BERSELLI, relatore. Signor Presidente, il provvedimento che torna al nostro esame è stato parzialmente modificato dall'altro ramo del Parlamento. In particolare, si è intervenuti sui cambiamenti apportati al testo in questa sede, a seguito dell'approvazione dei due emendamenti presentati dai relatori.
Il nuovo testo prevede, in modifica di quello precedente, che i dirigenti degli uffici giudicanti adottino i provvedimenti organizzativi necessari per assicurare la rapida definizione dei processi per i quali è prevista la trattazione prioritaria. Nel testo precedente, invece, questa facoltà non era concessa ai dirigenti degli uffici, i quali ora possono individuare i processi da trattare con priorità rispetto a tutti gli altri.

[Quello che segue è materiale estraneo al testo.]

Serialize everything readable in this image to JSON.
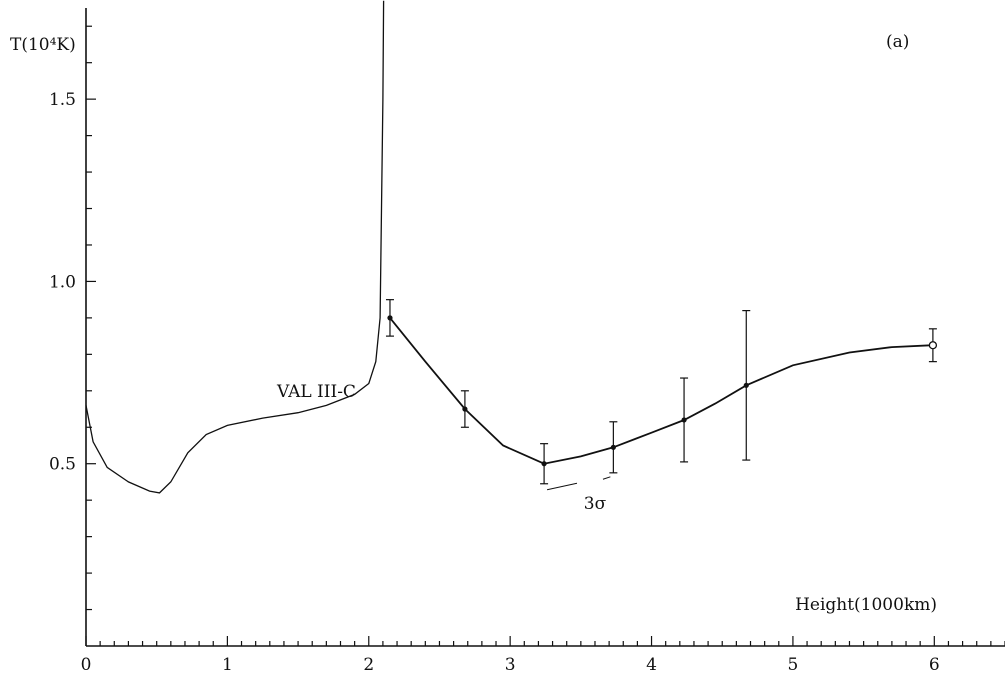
{
  "chart_data": {
    "type": "line",
    "panel_label": "(a)",
    "ylabel": "T(10⁴K)",
    "xlabel": "Height(1000km)",
    "xlim": [
      0,
      6.5
    ],
    "ylim": [
      0,
      1.75
    ],
    "x_ticks": [
      0,
      1,
      2,
      3,
      4,
      5,
      6
    ],
    "x_tick_labels": [
      "0",
      "1",
      "2",
      "3",
      "4",
      "5",
      "6"
    ],
    "y_ticks": [
      0.5,
      1.0,
      1.5
    ],
    "y_tick_labels": [
      "0.5",
      "1.0",
      "1.5"
    ],
    "grid": false,
    "series": [
      {
        "name": "VAL III-C",
        "style": "solid-thin",
        "x": [
          0.0,
          0.05,
          0.15,
          0.3,
          0.45,
          0.52,
          0.6,
          0.72,
          0.85,
          1.0,
          1.25,
          1.5,
          1.7,
          1.9,
          2.0,
          2.05,
          2.08,
          2.09,
          2.1,
          2.105
        ],
        "y": [
          0.66,
          0.56,
          0.49,
          0.45,
          0.425,
          0.42,
          0.45,
          0.53,
          0.58,
          0.605,
          0.625,
          0.64,
          0.66,
          0.69,
          0.72,
          0.78,
          0.9,
          1.2,
          1.5,
          1.78
        ]
      },
      {
        "name": "",
        "style": "solid-with-markers",
        "points": [
          {
            "x": 2.15,
            "y": 0.9,
            "err": 0.05,
            "marker": "filled"
          },
          {
            "x": 2.68,
            "y": 0.65,
            "err": 0.05,
            "marker": "filled"
          },
          {
            "x": 3.24,
            "y": 0.5,
            "err": 0.055,
            "marker": "filled"
          },
          {
            "x": 3.73,
            "y": 0.545,
            "err": 0.07,
            "marker": "filled"
          },
          {
            "x": 4.23,
            "y": 0.62,
            "err": 0.115,
            "marker": "filled"
          },
          {
            "x": 4.67,
            "y": 0.715,
            "err": 0.205,
            "marker": "filled"
          },
          {
            "x": 5.99,
            "y": 0.825,
            "err": 0.045,
            "marker": "open"
          }
        ],
        "curve_x": [
          2.15,
          2.4,
          2.68,
          2.95,
          3.24,
          3.5,
          3.73,
          4.0,
          4.23,
          4.45,
          4.67,
          5.0,
          5.4,
          5.7,
          5.99
        ],
        "curve_y": [
          0.9,
          0.78,
          0.65,
          0.55,
          0.5,
          0.52,
          0.545,
          0.585,
          0.62,
          0.665,
          0.715,
          0.77,
          0.805,
          0.82,
          0.825
        ]
      }
    ],
    "annotations": [
      {
        "text": "VAL III-C",
        "x": 1.63,
        "y": 0.7
      },
      {
        "text": "3σ",
        "x": 3.6,
        "y": 0.43
      }
    ]
  }
}
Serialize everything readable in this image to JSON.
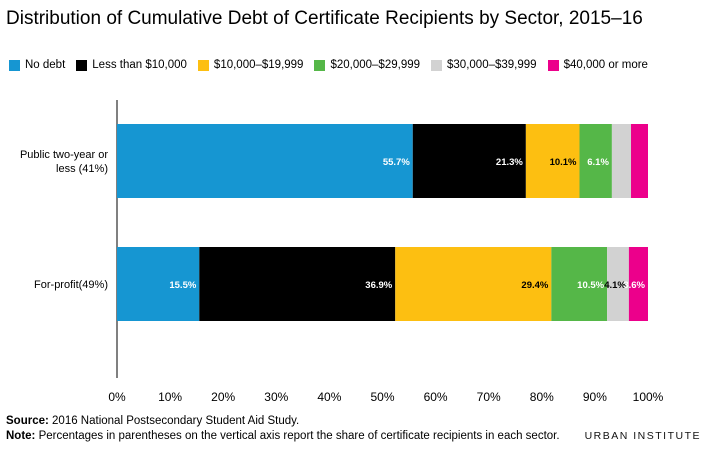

Nel contesto di tale priorità si elenca - come ricordato dal relatore Vizzini - una serie di reati che possono essere recuperati facilmente dai colleghi senatori con la semplice lettura del testo.
Si stabilisce altresì che i dirigenti degli uffici possono individuare i criteri e le modalità di rinvio della trattazione per tutti quei procedimenti relativi a reati che prevedono pene coperte dal cosiddetto indulto, cioè dalla legge 31 luglio 2006, n. 241. Si afferma anche che nell'individuazione dei criteri per stabilire tali priorità i dirigenti degli uffici devono tenere conto - questo è un punto importante - della gravità e della concreta offensività del reato, del pregiudizio che può derivare dal ritardo per la formazione della prova e per l'accertamento dei fatti, nonché dell'interesse della persona offesa - sottolineo, nonché dell'interesse della persona offesa - la quale assurge ad un ruolo di primaria importanza. Inoltre, il rinvio della trattazione del processo non può avere durata superiore a 18 mesi e il termine di prescrizione del reato rimane sospeso per tutta la durata del rinvio. Si prevede, poi, che il rinvio non può essere disposto se l'imputato si oppone ovvero se è già stato dichiarato chiuso il dibattimento.
Signor Presidente, onorevoli colleghi, il testo approvato dalla Camera dei deputati è indubbiamente migliorativo rispetto a quello licenziato dal Consiglio dei ministri, mentre appare - almeno a chi vi parla - certamente meno coerente rispetto a quello approvato da questo ramo del Parlamento. Lo sottolineo affinché rimanga agli atti della nostra Assemblea.
Gli emendamenti presentati dai relatori miravano a garantire una maggiore efficienza della giustizia penale, assicurando la celebrazione dei processi relativi ai reati più gravi e di maggiore allarme sociale. Come abbiamo evidenziato nel corso dell'esame del provvedimento in prima lettura, i due emendamenti non erano finalizzati a tutelare una persona specifica o particolare, ma miravano ad assicurare la funzionalità della giustizia nel suo complesso, funzionalità della giustizia che non può essere considerata, signor Presidente, né di destra né di sinistra, ma nell'interesse di tutti i cittadini italiani.
Ora, è stata modificata proprio la parte del provvedimento relativa a quei due emendamenti che erano stati attaccati strumentalmente sostenendo che erano finalizzati a tutelare l'interesse di una specifica persona; oggi appare evidente che quella specifica persona non può essere tutelata da questo provvedimento. Come relatori, dunque, ci meravigliamo che rispetto al nuovo testo licenziato dalla Camera dei deputati, che modifica proprio quei punti specifici su cui si erano incentrate le critiche della minoranza, vi sia un'opposizione in trincea, dalla sinistra riformista al partito giustizialista, contro un provvedimento su cui francamente ci saremmo attesi una diversa disponibilità da parte dell'opposizione.
Avevano criticato quegli emendamenti, ma il loro contenuto è stato radicalmente modificato dalla Camera con le riserve già avanzate da questo relatore. È dunque indubbiamente molto strano che quel testo, già depurato delle parti su cui si erano accentrate le maggiori critiche, oggi rimanga oggetto di contestazione violenta da parte delle opposizioni anche in questo ramo del Parlamento.